Nell’s heart pounded in her chest. “Yes, sir. Most definitely.”
He nodded toward the three vehicles. “What about them?”
“They’re sitting this one out,” she told him. “It’s me who needs to get a few things off her chest.”
He chuckled and took a ring of keys from his pants pocket. “Then come on in and make yourself to home.”
As he unlocked the big padlock that held the gates together, Nell looked up at him. “What’s your name?”
“Tyrone, ma’am. Tyrone Jackson. Or Big T to my friends.”
As the gate swung open, giving access to the sidewalk beyond, Nell reached out and took his hand. It was like David shaking hands with Goliath. “Thank you, Big T.”
She didn’t think his smile could have grown any larger, but it did. “Yes, ma’am.”
Nell made her way up the sidewalk and the concrete steps nestled between tall, white columns. She hesitated before the big oak doors for a moment, and then glanced back. Levi sat in the truck across the street, giving her a big thumb’s up. She smiled at him, took a deep breath, and stepped inside.
She passed through a foyer and entered the sanctuary. The singing had ended and now the sermon was in progress. The church pews weren’t as full as she had expected. There were maybe eighty people scattered among oaken pews that normally held four hundred. The men were decked out in suits and shiny patent-leather shoes, while the women wore pastel dresses and matching hats. The preacher was short and lanky and loud, sporting a salt-and-pepper beard and horn-rimmed glasses. His voice—which seemed like it should have belonged to Big T instead of this bantam rooster—rebounded off the walls with a combination of authority, righteous fury, and a genuine love and respect for his Maker.
Nell found an unobtrusive spot on a back pew and sat there, hoping no one would notice. No one did. The audience was captivated by the pastor. His voice was first passive, then thunderous; his fist pounded upon the pulpit, both to drive his message home and awaken anyone who might have dozed off during his recitation of the Gospel.
He preached for half an hour, gave the invitation, and then dismissed the service. As he stood at a door near the back of the sanctuary and shook hands with the congregation, Nell stood up. She took a deep breath and then slowly walked up the aisle to the altar. She stared at the wooden cross behind the pulpit, draped with purple linen in semblance of Christ’s crucifixion. Then she slowly sank to her knees.
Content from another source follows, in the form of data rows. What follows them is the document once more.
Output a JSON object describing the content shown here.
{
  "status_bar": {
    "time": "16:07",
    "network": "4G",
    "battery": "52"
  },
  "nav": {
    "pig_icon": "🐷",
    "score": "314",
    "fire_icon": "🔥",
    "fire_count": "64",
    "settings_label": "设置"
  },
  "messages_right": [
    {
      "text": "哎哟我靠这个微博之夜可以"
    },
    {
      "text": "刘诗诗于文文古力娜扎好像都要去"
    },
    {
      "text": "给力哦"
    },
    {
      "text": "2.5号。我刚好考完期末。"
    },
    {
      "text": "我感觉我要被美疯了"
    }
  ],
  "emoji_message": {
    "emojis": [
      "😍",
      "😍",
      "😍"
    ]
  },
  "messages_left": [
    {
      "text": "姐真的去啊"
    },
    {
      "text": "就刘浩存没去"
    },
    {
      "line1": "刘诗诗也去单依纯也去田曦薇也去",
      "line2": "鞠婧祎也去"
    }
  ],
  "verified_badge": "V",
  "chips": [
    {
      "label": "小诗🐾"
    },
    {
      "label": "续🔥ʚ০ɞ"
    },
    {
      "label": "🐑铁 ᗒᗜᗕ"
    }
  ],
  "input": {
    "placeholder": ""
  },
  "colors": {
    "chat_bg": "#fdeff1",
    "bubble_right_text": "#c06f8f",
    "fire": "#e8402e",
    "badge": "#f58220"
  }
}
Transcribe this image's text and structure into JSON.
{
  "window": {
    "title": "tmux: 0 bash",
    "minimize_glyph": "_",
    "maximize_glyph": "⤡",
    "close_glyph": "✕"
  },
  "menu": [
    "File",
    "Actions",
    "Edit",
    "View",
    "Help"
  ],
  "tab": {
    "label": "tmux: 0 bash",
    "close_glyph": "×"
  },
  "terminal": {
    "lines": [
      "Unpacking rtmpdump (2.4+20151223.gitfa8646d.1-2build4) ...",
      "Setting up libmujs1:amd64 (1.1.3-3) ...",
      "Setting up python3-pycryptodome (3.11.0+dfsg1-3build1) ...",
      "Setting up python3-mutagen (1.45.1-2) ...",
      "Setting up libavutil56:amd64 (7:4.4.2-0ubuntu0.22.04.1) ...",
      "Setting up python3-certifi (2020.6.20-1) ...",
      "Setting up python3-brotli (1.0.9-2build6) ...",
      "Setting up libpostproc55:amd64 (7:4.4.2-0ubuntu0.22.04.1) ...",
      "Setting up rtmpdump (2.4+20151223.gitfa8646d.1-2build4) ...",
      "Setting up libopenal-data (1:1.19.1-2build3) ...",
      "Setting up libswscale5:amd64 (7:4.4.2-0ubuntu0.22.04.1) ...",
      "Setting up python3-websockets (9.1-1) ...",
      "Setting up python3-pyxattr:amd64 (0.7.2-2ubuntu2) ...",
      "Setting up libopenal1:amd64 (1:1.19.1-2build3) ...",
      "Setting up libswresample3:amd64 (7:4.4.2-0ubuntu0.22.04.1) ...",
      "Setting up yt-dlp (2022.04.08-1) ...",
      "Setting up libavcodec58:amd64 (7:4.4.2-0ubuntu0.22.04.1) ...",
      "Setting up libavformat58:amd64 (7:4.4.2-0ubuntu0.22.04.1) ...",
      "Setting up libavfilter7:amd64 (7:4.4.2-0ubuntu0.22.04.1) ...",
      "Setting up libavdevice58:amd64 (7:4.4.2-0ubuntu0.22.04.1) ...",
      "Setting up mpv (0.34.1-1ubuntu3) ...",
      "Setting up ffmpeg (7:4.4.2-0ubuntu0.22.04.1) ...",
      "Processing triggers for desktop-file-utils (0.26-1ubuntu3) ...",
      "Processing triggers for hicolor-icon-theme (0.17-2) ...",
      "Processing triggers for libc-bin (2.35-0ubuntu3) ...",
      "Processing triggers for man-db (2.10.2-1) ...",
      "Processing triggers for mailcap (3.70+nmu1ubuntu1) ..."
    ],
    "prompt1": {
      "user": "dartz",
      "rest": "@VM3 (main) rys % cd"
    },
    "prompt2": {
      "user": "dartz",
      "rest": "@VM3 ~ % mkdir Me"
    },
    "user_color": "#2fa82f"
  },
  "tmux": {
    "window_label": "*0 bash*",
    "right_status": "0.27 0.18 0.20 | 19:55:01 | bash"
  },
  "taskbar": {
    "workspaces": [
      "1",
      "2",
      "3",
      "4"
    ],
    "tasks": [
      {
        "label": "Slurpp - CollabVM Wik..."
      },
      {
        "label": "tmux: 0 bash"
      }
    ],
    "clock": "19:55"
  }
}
She remained there for several minutes, weeping, praying, cursing, pounding the risers of the altar with her small fists. All that had been bottled up inside her for the last few months came pouring out in a bittersweet mixture of sorrow, confusion, elation, and rage. When her tide of emotion finally subsided and she crouched, spent, before the cross, she felt strong hands cradle her shoulders firmly, yet lovingly.
“You feel better now?” asked a deep voice like thunder in a barrel.
She turned her head to find the pastor kneeling with her. He beamed a toothy smile, but there was concern in his magnified eyes. “I’m not sure,” she said honestly. “I feel like I could give it another round, if I got my second wind.”
The preacher threw back his head and laughed. “Well, if you feel the Spirit move you to do so, then you go right ahead. And, to tell the truth, I might just join you.”
Together, they rose and sat on the front pew. The lanky black man extended his hand. “My name’s Reginald P. Dandridge. But you can call me Reverend Reggie. And you are?”
“Nell Hobbs from Tennessee.”
The preacher nodded, impressed. “Quite a ways from home. Are you by yourself, Ms. Hobbs?”
“No, my family is outside and some others we’re traveling with.” She looked at the cross behind the pulpit. “They wanted to give me some space… knew I had to come in here and try to sort things out.”
“You’re a woman of faith then?”
“I have been for forty-three years, since I was baptized when I was nine,” she told him. “But I’m not so sure now. My faith has been mighty lacking lately.”
“So, you’re angry with God? About what’s going on in the world?”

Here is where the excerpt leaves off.